İki Toplumlu Barış İnisiyatifi, BM Genel Sekreteri’nin Kıbrıs’la İlgili Kişisel Temsilcisi Maria Angela Holguin’in da katıldığı, “önemli bir paydaş olarak Sivil Toplumun Kıbrıs’ta müzakere ve barış sürecine etkin katılımı” konulu yuvarlak masa toplantısı düzenledi.  Etkinlik Dayanışma Evi Konferans Odası’nda yer aldı.

KTOEÖS Başkanı Selma Eylem, İki Toplumu Barış İnisiyatifi adına yuvarlak masa toplantısı açılışını gerçekleştirdi: 

Eylem konuşmasında şu ifadelere yer verdi: 

Değerli BM Genel Sekreteri Kıbrıs kişisel temsilcisi Maria Angela Holguin Cuellar,

Değerli Yoldaşlar, 

75 örgütten oluşan ve yıllardır adamızda barış, birleşik federal çözüm için mücadele eden Birleşik Kıbrıs- İki Toplumlu Barış İnisiyatifi’nin düzenlemiş olduğu yuvarlak masa tartışmasına hepiniz hoş geldiniz.

Öncelikle, değerli vaktini ayırıp burada bizimle olan, ve 2017’deki Crans Montana konferansından bu yana dondurulan, yarım kalan çalışmaların devam ettirilmesi yönünde çaba ortaya koyan Sayın Cuellar’a inisiyatif adına teşekkür ederim.

Değerli Yoldaşlar, Sn. Cuellar,

Kıbrıs sorununun çözümsüzlüğünün bedelini tüm Kıbrıslılar,  ancak Kıbrıs Türk toplumu daha ağır ödemektedir. Yıllardır uluslararası hukukun dışında bırakılan Kıbrıslı Türkler tecrit koşullarında, Türkiye’nin alt yönetim haline getirdiği, her kurumunu ele geçirdiği ada yarısında, yaratılan insan kaçakçılığı, kara para aklama, mafya düzeninde yaşamaya mahkum edilmekte, nüfus politikaları, sistematik asimilasyon, entegrasyon, muhafazakarlaştırma politikaları, ekonomik, siyasi, sosyal, kültürel eğitim alanlarındaki dayatmalar karşısında varoluş mücadelesi vermektedir.

Kıbrıs Türk toplumu 1960’da elde ettiği eşit statüsünü, haklarını talep edemez duruma getirilmiştir.
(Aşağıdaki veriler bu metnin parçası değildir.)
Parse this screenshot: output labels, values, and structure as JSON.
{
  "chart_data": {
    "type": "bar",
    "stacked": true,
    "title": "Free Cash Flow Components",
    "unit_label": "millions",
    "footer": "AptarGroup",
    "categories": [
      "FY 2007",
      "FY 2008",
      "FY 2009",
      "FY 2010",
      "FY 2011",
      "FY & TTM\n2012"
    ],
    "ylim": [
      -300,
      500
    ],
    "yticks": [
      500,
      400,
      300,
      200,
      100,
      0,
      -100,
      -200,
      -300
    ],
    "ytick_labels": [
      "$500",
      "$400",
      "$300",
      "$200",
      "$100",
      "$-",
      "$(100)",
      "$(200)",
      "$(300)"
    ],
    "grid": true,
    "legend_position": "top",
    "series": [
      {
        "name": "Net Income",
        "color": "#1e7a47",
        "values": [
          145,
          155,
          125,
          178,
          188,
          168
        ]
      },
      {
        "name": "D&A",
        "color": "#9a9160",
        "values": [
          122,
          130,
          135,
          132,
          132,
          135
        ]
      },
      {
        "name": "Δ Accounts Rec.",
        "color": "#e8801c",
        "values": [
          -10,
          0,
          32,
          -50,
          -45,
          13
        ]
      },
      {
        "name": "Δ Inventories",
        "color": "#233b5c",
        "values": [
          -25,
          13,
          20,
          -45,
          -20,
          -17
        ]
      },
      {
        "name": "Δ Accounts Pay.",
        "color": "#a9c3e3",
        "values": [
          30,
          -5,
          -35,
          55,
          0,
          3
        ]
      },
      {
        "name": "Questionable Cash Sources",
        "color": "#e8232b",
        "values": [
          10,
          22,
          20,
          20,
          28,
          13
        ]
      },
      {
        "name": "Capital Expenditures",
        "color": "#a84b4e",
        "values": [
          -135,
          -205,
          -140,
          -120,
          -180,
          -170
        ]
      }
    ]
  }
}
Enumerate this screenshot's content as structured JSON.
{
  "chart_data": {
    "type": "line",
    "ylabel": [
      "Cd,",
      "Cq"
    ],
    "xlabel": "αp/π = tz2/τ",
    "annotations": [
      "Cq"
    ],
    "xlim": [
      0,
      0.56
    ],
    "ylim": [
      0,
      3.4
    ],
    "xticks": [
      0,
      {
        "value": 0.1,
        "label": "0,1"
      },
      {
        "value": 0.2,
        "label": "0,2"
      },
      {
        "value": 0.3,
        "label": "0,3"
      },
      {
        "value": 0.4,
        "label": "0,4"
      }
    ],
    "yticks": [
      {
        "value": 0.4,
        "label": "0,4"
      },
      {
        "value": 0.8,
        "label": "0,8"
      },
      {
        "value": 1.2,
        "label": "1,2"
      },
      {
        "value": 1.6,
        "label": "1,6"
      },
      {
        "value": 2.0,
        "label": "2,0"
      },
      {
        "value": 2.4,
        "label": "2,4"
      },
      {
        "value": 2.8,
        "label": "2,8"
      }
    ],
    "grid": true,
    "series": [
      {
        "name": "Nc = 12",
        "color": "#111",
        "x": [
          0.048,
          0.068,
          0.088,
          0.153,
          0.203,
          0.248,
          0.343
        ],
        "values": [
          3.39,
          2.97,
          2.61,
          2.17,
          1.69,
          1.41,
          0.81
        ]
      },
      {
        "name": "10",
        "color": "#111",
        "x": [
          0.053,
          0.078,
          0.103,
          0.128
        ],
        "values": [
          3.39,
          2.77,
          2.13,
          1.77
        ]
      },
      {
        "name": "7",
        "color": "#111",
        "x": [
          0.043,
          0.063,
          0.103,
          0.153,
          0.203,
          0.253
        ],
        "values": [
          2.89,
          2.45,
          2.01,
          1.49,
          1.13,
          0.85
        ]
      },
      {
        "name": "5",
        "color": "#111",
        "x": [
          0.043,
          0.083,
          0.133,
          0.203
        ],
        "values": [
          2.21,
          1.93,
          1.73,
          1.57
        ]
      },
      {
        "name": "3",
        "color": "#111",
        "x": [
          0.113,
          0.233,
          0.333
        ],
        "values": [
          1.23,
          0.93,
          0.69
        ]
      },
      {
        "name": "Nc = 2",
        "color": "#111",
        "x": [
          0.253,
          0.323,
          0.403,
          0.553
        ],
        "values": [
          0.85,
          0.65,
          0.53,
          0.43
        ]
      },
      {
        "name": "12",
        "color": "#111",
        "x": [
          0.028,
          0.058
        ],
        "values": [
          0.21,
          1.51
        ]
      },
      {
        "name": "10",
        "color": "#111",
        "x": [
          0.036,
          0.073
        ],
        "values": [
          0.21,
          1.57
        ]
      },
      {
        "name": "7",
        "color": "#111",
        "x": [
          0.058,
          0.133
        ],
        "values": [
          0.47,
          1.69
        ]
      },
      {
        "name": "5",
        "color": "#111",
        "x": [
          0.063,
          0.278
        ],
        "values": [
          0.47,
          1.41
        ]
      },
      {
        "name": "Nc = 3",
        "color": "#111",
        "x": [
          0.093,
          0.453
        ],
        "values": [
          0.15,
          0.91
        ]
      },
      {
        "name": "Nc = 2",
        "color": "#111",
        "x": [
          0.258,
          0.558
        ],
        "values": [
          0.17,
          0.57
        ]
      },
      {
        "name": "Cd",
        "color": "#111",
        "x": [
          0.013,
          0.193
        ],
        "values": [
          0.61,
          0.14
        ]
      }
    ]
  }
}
AB vatandaşı olduğu halde müktesebat kuzeyde uygulanmadığından tüm haklarından eşit ve adil bir şekilde yararlanması mümkün olmamaktadır.

Kuzeydeki statükodan ve mevcut bölünmüşlükten nemalanan sermaye ve siyasiler bölücü, ayrılıkçı söylemleri yükselterek  ‘iki devletli’ çözümü dillendirmekte, iki toplumda da faşist provokasyonlarla ayrılıkçı politikalar sürdürmektedir. Ancak bu söylem her iki sivil toplum düzeyinde de gerçeği yansıtmamaktadır. Her iki toplumun çoğunluğu BM Genel Sekreteri Antonio Guterres’in Crans Montana’da masaya koyduğu 6 maddelik çerçevenin, Kıbrıs sorununda kapsamlı bir çözüme ulaşmak için ileriye dönük pragmatik bir yol oluşturmaya devam ettiğini düşünmeye devam etmekte, BM kararlarına dayalı siyasi eşitliğe sahip, iki toplumlu, iki bölgeli federasyon temelinde mutabakata varılmış bir çözümü talep etmektedir.

Bizler, 2017 Crans Montana’dan sonra dondurulan görüşmelerin tekrar başlatılması ve devam ettirilmesi, elde edilen kazanımların ve ortak zeminin korunması gerektiği görüşündeyiz. BM’nin de bu yönde çaba göstereceğine ve  Kıbrıs’taki toplumların gerçek iradesini dikkate alacağına inanmaktayız.

Değerli Yoldaşlar, Sn. Cuellar,

Bu salonda da bulunan sevgili yoldaşımız Takis gibi, adamızda 60 yıldır barış için mücadele eden barış savaşçıları, bugünden itibaren barışı görmek istiyor.

Biz Kıbrıslılar yanı başımızda yaşandığı gibi çocukların katledildiği, insanlığın yok olduğu, acı, yıkım getiren savaşlar içinde bir ülke değil, çocuklarımıza, geleceğimize barış, huzur içinde bir ülke bırakmak istiyoruz. Bunun için,  ülkemizde federal çözümle birlikte barış çiçeklerinin açması için mücadeleye devam edeceğimizin bir kez daha altını çizer hepinize saygılar sunarım."